The image shows a mathematical function related to a logistic growth model for confirmed cases of a virus in a town named "Maths Town." The function $C(t)$ is given as follows:

$C(t) = \frac{1000}{1 + e^{5(t - 10)}}$

where $C(t)$ represents the cumulative number of confirmed cases after $t$ days, with $t \geq 0$.

The function has the typical form of a logistic function, which models growth that initially increases rapidly, then slows down as it approaches an upper limit or carrying capacity. In this case:

• The carrying capacity, or maximum number of cases, is 1000.
• The growth rate is affected by the exponent $5(t - 10)$, which indicates that at $t = 10$, the growth rate is changing significantly, possibly reaching the midpoint of the logistic curve.
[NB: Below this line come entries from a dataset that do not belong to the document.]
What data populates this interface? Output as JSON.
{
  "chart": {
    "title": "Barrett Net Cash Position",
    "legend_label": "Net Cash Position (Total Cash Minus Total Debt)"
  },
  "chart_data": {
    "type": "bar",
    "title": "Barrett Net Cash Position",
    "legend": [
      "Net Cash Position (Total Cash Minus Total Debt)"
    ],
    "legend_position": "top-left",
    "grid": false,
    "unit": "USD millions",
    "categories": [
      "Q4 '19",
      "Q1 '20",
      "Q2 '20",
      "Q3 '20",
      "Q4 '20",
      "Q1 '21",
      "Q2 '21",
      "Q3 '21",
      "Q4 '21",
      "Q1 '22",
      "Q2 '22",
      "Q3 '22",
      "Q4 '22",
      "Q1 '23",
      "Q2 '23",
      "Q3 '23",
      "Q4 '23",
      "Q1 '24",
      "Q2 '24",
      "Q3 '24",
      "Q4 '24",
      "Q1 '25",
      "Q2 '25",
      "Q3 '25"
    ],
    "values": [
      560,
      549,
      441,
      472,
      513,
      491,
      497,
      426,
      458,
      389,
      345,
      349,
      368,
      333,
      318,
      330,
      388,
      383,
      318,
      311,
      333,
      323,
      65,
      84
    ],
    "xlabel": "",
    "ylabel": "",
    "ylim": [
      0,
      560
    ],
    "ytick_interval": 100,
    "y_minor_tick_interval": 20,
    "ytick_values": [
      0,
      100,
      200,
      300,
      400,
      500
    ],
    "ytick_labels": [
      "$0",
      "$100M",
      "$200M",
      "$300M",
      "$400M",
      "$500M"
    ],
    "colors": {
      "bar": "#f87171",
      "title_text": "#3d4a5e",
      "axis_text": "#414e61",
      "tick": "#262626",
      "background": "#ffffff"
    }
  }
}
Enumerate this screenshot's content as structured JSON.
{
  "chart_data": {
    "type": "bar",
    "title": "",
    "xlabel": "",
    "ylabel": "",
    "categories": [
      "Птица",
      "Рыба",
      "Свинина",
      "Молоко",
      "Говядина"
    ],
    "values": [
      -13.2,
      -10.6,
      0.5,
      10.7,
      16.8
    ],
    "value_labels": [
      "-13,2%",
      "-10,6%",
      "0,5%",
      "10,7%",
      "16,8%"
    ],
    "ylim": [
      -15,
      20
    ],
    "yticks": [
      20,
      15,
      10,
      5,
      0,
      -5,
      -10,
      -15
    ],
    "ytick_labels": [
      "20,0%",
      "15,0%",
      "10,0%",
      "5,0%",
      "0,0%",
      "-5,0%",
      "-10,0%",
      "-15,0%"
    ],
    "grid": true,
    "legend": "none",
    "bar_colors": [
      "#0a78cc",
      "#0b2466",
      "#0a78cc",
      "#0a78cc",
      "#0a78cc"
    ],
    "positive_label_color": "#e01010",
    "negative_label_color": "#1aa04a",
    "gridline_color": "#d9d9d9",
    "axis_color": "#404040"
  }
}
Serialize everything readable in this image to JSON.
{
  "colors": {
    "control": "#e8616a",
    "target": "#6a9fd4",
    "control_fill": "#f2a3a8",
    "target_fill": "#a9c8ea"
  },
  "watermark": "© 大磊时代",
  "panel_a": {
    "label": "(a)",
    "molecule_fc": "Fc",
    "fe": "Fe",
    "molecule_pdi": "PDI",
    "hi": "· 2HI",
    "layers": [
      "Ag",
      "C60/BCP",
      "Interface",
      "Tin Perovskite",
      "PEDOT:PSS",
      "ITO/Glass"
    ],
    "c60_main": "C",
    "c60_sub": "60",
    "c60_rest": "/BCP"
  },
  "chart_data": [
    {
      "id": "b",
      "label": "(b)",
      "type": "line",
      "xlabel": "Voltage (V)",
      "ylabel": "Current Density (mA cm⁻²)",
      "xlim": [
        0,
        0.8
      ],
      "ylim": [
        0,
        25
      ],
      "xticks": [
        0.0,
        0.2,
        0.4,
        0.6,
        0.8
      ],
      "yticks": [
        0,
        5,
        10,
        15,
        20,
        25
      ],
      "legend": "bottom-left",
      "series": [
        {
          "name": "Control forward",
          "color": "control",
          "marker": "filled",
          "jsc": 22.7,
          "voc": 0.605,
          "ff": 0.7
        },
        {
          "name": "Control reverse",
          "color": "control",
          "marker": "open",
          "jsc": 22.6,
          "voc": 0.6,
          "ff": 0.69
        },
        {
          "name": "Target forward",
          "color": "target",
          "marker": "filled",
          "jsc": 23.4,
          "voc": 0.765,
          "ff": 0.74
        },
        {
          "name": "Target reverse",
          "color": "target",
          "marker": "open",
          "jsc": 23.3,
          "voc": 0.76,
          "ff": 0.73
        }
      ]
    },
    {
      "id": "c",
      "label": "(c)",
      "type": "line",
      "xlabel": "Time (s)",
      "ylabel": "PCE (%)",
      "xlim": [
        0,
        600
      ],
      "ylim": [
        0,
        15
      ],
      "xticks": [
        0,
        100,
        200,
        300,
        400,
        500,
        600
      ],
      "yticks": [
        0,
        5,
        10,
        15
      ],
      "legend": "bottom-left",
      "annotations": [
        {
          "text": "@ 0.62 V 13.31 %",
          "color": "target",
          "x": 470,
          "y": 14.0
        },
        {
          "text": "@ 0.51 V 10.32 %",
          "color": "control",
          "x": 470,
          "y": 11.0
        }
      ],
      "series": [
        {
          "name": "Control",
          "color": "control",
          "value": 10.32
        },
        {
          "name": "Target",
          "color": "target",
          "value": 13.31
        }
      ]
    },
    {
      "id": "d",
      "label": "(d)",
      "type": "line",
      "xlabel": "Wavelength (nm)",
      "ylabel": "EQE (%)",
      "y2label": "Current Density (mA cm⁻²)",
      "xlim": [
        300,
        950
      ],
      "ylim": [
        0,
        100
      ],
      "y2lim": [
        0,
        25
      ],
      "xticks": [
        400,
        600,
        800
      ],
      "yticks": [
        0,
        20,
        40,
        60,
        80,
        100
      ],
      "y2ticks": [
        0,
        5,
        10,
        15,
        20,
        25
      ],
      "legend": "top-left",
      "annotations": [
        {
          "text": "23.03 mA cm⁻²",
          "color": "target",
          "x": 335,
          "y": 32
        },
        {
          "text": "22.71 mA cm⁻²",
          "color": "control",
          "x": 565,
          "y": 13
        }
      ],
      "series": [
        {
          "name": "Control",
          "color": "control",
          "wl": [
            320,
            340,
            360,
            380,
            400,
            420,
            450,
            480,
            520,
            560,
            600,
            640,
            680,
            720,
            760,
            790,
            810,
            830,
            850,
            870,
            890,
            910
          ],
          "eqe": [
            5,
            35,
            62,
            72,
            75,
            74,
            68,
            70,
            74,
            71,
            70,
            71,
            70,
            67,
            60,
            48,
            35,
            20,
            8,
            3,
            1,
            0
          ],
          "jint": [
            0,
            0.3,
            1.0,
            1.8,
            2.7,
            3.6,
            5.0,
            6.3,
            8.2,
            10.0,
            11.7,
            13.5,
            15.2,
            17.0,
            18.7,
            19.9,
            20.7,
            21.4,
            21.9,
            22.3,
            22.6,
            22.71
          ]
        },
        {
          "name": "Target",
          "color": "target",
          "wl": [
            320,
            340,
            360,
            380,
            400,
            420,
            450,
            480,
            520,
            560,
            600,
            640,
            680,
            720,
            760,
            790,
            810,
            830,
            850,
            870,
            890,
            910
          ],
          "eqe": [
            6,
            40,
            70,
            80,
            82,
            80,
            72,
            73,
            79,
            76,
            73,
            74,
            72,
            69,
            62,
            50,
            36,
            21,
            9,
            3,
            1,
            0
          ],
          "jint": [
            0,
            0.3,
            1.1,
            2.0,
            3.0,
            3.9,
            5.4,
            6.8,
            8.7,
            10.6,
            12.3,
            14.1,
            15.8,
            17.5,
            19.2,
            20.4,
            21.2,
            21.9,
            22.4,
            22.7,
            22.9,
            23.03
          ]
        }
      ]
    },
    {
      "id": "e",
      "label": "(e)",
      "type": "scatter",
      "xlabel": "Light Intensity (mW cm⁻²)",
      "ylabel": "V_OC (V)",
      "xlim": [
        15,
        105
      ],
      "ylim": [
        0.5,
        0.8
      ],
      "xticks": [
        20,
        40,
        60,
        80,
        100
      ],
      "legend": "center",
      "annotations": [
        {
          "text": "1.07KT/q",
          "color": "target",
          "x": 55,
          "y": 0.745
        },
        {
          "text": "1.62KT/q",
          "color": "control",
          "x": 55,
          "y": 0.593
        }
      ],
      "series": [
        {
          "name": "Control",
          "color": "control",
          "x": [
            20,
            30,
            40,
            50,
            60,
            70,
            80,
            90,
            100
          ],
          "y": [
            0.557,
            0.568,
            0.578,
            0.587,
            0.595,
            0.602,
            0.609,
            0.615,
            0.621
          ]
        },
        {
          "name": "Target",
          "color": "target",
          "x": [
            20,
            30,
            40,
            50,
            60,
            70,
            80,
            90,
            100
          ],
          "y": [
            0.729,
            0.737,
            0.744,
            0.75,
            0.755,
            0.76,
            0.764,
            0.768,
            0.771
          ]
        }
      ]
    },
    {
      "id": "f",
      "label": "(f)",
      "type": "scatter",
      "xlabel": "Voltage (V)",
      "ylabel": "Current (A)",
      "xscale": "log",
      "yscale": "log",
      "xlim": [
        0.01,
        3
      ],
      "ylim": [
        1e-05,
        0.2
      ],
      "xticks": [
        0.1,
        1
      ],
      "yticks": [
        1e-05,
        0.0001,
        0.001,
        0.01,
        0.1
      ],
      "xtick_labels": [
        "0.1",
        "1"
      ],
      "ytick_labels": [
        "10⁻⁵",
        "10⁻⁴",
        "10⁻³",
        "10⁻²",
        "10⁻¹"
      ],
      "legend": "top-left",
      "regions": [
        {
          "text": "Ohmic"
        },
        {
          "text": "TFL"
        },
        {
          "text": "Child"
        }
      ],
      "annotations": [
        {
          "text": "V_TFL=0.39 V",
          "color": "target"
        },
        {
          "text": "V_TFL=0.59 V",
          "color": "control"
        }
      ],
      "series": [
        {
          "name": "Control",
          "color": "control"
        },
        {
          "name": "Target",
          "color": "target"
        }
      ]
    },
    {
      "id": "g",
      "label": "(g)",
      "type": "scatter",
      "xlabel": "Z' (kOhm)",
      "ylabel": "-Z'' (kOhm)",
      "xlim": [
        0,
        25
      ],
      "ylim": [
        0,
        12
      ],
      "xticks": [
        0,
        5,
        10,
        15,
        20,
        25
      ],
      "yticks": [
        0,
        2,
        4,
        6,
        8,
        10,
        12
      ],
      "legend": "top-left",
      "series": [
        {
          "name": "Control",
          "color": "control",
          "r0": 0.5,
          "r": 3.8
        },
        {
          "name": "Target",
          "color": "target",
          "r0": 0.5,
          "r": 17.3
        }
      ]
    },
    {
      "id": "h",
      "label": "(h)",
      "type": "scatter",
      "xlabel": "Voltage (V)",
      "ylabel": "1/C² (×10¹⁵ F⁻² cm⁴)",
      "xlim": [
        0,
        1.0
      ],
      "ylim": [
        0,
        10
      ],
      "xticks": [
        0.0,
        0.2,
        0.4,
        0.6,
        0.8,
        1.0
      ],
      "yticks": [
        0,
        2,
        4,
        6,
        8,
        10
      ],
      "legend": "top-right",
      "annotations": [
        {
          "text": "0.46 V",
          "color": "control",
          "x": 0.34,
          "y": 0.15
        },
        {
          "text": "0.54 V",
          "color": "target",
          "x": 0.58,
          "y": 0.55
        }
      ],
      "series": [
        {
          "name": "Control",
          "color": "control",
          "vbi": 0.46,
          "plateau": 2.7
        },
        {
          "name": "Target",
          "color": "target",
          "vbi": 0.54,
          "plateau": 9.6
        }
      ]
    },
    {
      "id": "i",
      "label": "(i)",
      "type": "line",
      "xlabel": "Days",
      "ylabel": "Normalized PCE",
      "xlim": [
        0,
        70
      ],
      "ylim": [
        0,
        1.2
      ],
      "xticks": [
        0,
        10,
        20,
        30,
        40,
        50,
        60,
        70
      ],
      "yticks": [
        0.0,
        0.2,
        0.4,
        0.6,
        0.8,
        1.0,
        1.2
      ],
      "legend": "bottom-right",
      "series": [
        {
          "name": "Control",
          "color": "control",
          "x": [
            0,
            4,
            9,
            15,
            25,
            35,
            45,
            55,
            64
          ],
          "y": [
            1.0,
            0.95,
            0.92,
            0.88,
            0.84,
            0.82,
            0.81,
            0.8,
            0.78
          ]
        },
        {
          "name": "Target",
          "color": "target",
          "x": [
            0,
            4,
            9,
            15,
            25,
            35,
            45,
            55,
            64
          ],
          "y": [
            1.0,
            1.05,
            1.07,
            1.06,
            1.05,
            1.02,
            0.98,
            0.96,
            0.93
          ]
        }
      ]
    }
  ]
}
It appears the problem might involve analyzing or proving properties of this function, possibly by showing how it behaves as $t \to \infty$ or by calculating specific values or derivatives.

Would you like further details on any specific aspect of this function? Here are some related questions for deeper exploration:

1. What are the initial conditions for $C(t)$ when $t = 0$?
2. What is the behavior of $C(t)$ as $t \to \infty$?
3. How does the value $t = 10$ relate to the growth of $C(t)$, and why is it significant?
4. What is the rate of change $C'(t)$ of confirmed cases at any time $t$?
5. How does this logistic model compare to an exponential model in terms of case growth?

Tip: Logistic functions are widely used to model population growth, where there is an initial exponential growth phase, followed by a slowdown as the population approaches a limit due to resource constraints.